O zamanlar çok popüler olan yakalama çitleri de virajın alt kısımlarına eklendi. Ancak buna rağmen Belçika GP, önce Nivelles ve sonra Zolder’e taşındı.
Spa’nın büyük kısmının halka açık yollardan oluştuğunu da hatırlamak gerekiyor, bu yüzden fotoğraflarda yol çizgileri ve grafitiler bulunuyor.
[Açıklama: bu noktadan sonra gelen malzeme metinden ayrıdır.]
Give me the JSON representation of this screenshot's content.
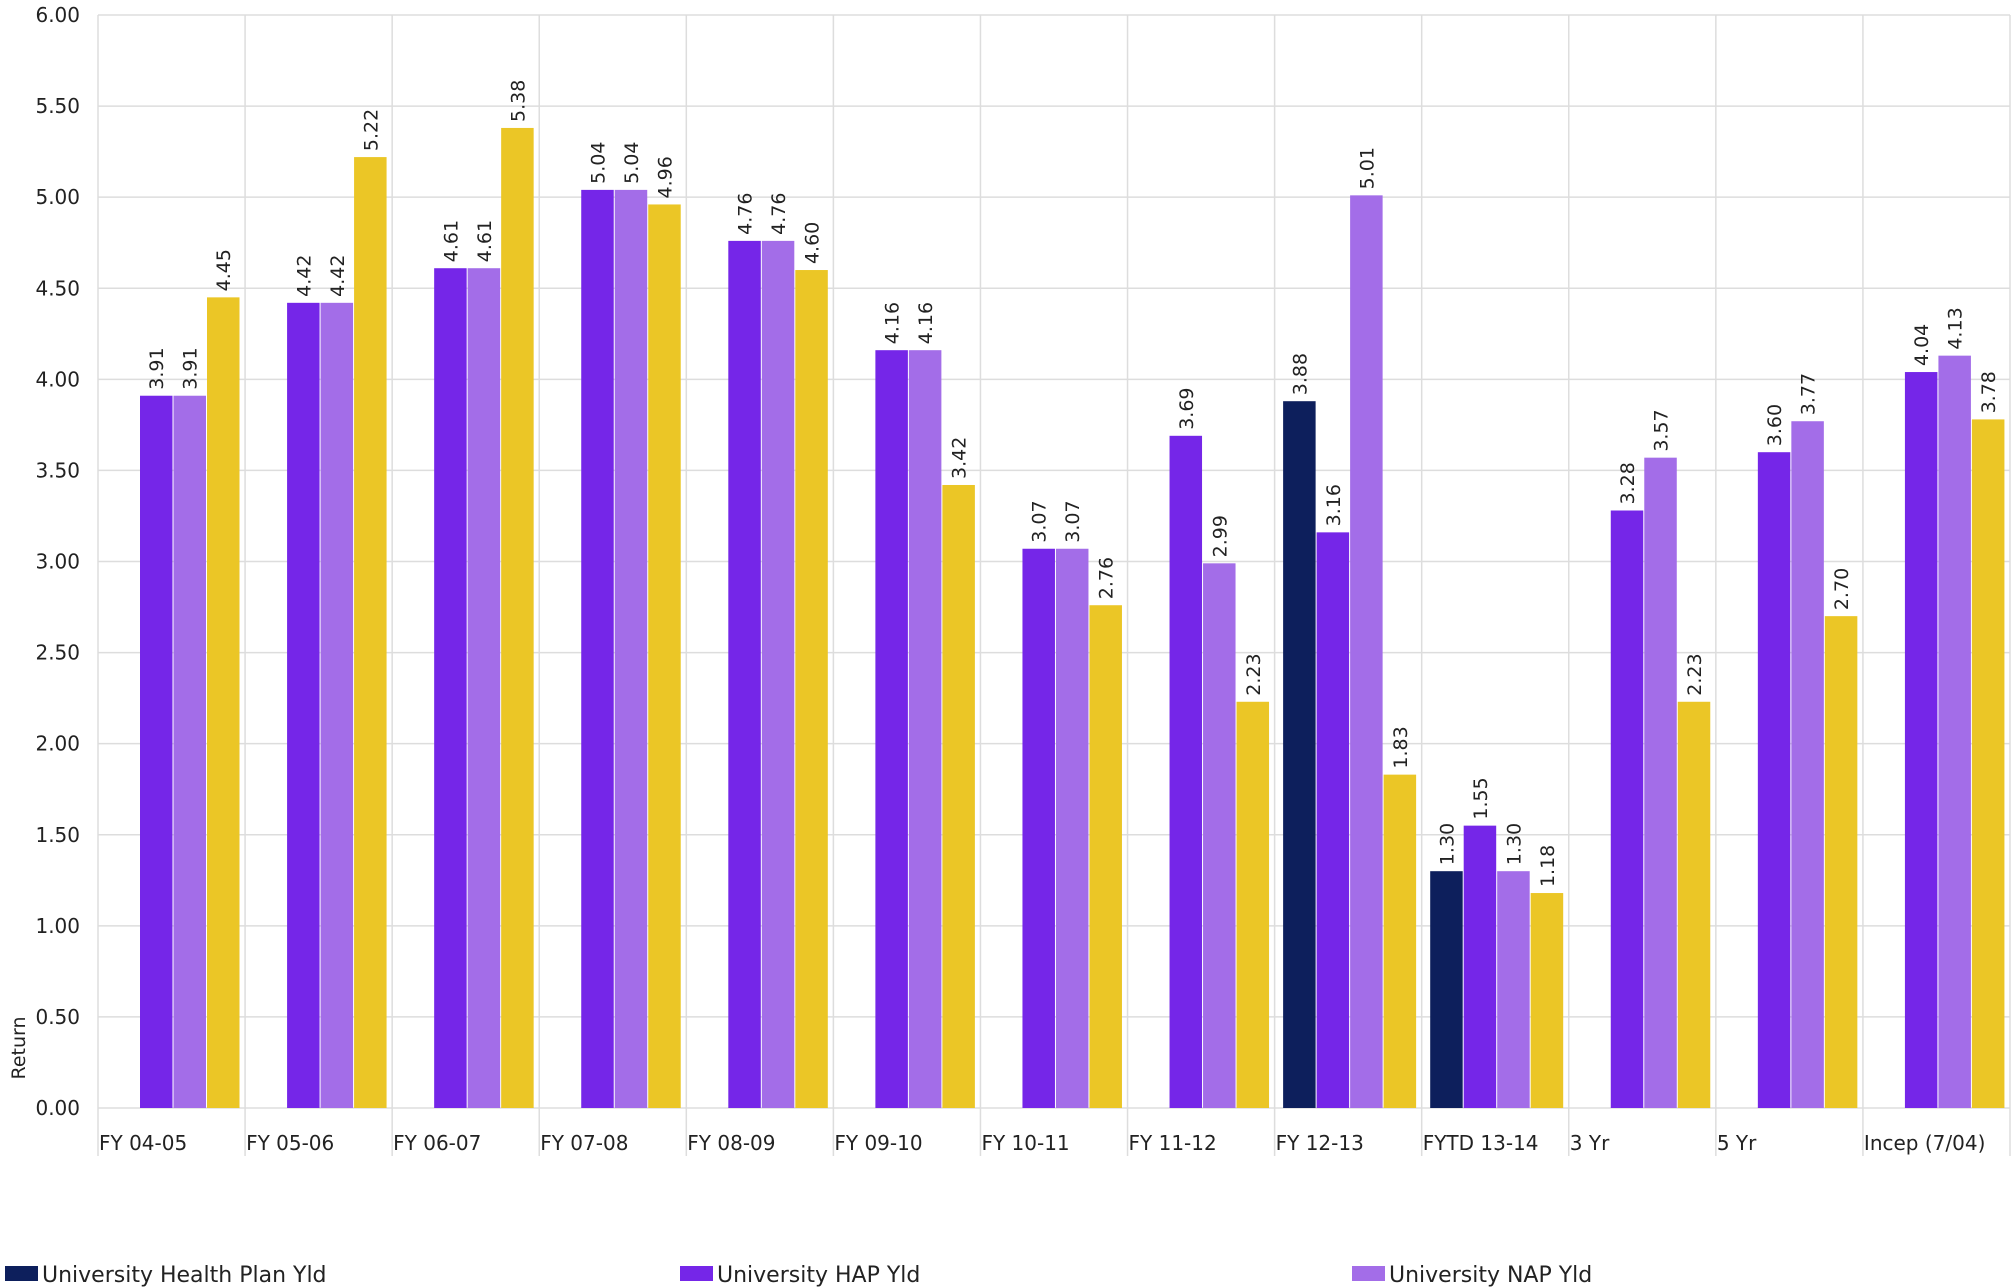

Pist, 1979’da 14.1 km’den bugünkü boyutuna kısaltıldı, ancak 2000 yılına kadar kalıcı bir yarış pisti haline dönüşemedi.
4. 1980’ler
Genel olarak sevilmeyen Zolder pistinde peş peşe sekiz yarıştan sonra, sürücüler (1985’de kalıcı olarak dönmeden önce) 1983’te tek seferlik Spa’ya dönen Belçika GP’den çok zevk aldılar.
Eau Rouge her zaman bir mücadele olarak kaldı ve giderek büyütülen kaçış alanı, daha iyi Armco bariyerler, tepenin altına lastik bariyerler eklenmesi ve pist kenarlarına yeni kerbler yerleştirilmesi ile birlikte biraz daha güvenliğe kavuştu.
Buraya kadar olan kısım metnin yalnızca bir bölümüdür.